Nine years after a quietly painful divorce, a father wrestles with the tangled emotions left behind when his ex-wife came out, reshaping their family forever. Despite no bitterness, the revelation of her love for his new wife, Juli, a friend from their past, has cast a shadow over their co-parenting, turning once simple moments with his children into battles for precious time together.
Now, as he faces the heartache of denied holidays and missed birthdays, the man’s longing to nurture and cherish his children grows stronger with each refusal. His love for his kids is fierce and unwavering, yet the barriers erected by past wounds threaten to keep him from the moments that matter most, testing the resilience of a fractured family bound by love and loss.

AITA for telling my kids the truth about why they aren’t coming to my wife’s family villa?

















As renowned family therapist and author Dr. Laura Markham explains, “When you are co-parenting with someone you don’t like, you have to keep your interactions focused strictly on the children’s needs and logistics, minimizing emotional entanglement.” In this situation, the OP’s ex-wife, Lucy, is clearly using scheduling control—a logistical matter—as a mechanism to express unresolved emotional friction stemming from her past feelings for the OP’s current wife, Juli. This conflation of adult emotional history with co-parenting logistics is detrimental to the children’s stability.
The OP’s primary motivation—to create positive experiences for his children—is commendable. However, his method of handling the denial was counterproductive. By explaining to the children that their mother refused the trip, he inadvertently positioned himself and Juli as the ‘good guys’ wanting the experience, while casting Lucy as the sole obstacle.

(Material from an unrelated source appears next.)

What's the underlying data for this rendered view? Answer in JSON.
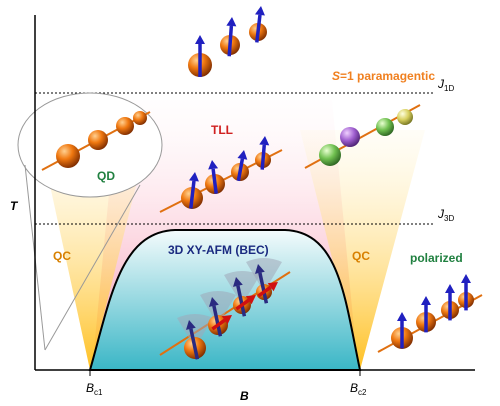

This action, though rooted in honesty about the logistics, effectively weaponized the truth against Lucy, leading to the children feeling confused and potentially siding with their father, which prompted Lucy’s accusation that he was ‘turning them against’ her.
Professionally, the OP’s initial action of seeking the trip was appropriate, as it demonstrated effort to include his older children. However, revealing the specific reason for denial was ill-advised in the context of a high-conflict co-parenting relationship fueled by residual tension. A more constructive approach would have been to frame the cancellation around the necessity of the Europe trip for Juli’s family care, focusing the children’s disappointment on the external circumstance rather than parental disagreement. Moving forward, the OP should establish firm, emotionally neutral communication channels with Lucy, strictly regarding necessary logistics, and seek mediation if shared holiday time remains consistently restricted.
THE COMMENTS SECTION WENT WILD – REDDIT HAD *A LOT* TO SAY ABOUT THIS ONE.
















The original poster (OP) is deeply conflicted, caught between his strong desire to maximize time with his children from his first marriage and the rigid control exerted by his ex-wife, Lucy, over scheduling. The central conflict arises because Lucy’s past romantic feelings for the OP’s current wife, Juli, have poisoned their co-parenting relationship, leading Lucy to actively deny opportunities for the OP to create special memories with his older children.
Was the OP correct in disclosing his ex-wife’s refusal to the children, even if it resulted in their distress and accusations from Lucy, or should he have shielded them from the conflict? The debate centers on prioritizing open, though painful, truth versus maintaining parental peace by selectively omitting the reasons behind scheduling denials.